In genere, ci immaginiamo le “invasioni aliene” come sono state rappresentate in tanti film di fantascienza: esseri con una tecnologia superiore alla nostra, che vogliono conquistare la Terra per rubarne le risorse (di questo passo, possiamo stare tranquilli).
Ma in epoca di pandemia, i timori di invasione riguardano piuttosto i rischi di contaminazione batterica o virale, causate dal materiale di ritorno dalle missioni spaziali, molte delle quali dedicate proprio alla ricerca di vita aliena (in foto, il recupero della capsula della missione Hayabusa-2, contenente campioni dell’asteroide Ryugu).
Secondo Anthony Ricciardi, professore di invasion ecology alla McGill University (Canada), la probabilità che un organismo extraterrestre venga trasportato sulla Terra e si stabilisca qui è molto piccola, ma gli approcci alla biosicurezza devono essere migliorati per affrontare questi rischi.
È nata così la scienza dell’invasione biologica, che studia cause e conseguenze dell’introduzione di organismi al di fuori dei loro limiti naturali, con attenzione anche al ruolo degli esseri umani.

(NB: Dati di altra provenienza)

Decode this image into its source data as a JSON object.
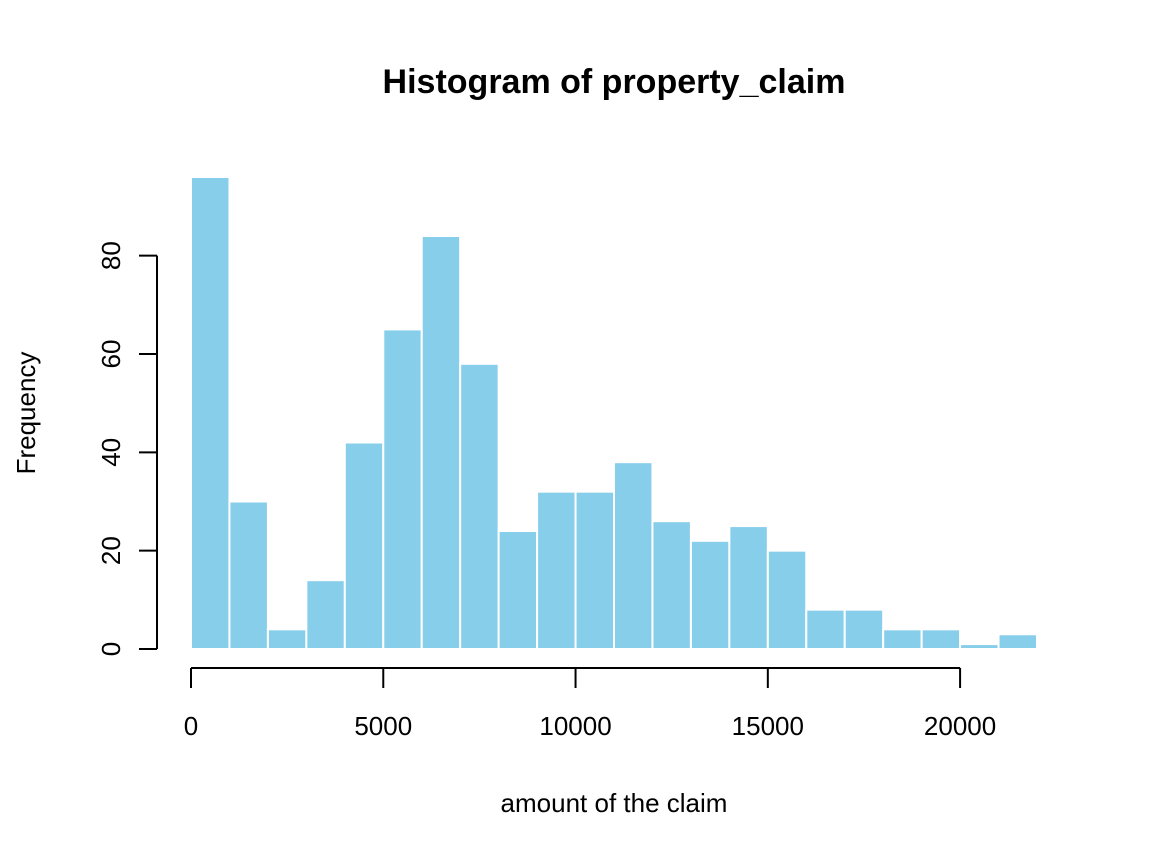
{
  "chart_data": {
    "type": "bar",
    "title": "Histogram of property_claim",
    "xlabel": "amount of the claim",
    "ylabel": "Frequency",
    "bin_edges": [
      0,
      1000,
      2000,
      3000,
      4000,
      5000,
      6000,
      7000,
      8000,
      9000,
      10000,
      11000,
      12000,
      13000,
      14000,
      15000,
      16000,
      17000,
      18000,
      19000,
      20000,
      21000,
      22000
    ],
    "values": [
      96,
      30,
      4,
      14,
      42,
      65,
      84,
      58,
      24,
      32,
      32,
      38,
      26,
      22,
      25,
      20,
      8,
      8,
      4,
      4,
      1,
      3
    ],
    "xlim": [
      0,
      22000
    ],
    "ylim": [
      0,
      96
    ],
    "x_ticks": [
      0,
      5000,
      10000,
      15000,
      20000
    ],
    "x_tick_labels": [
      "0",
      "5000",
      "10000",
      "15000",
      "20000"
    ],
    "y_ticks": [
      0,
      20,
      40,
      60,
      80
    ],
    "y_tick_labels": [
      "0",
      "20",
      "40",
      "60",
      "80"
    ],
    "bar_color": "#87CEEB",
    "bar_border_color": "#ffffff",
    "grid": false,
    "legend": "none"
  }
}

Perché questo pericolo vale anche all’inverso: dobbiamo evitare di contaminare altri mondi con le “nostre” forme di vita.
Nelle “camere bianche” della Nasa, dove si preparano i veicoli spaziali, sono stati trovati microbi che resistono a tutti i sistemi disinfettanti. Le tecnologie di sequenziamento del Dna saranno utilizzate per identificare eventuali specie aliene, scartando quelle che potrebbero essere state introdotte su altri pianeti durante precedenti missioni spaziali.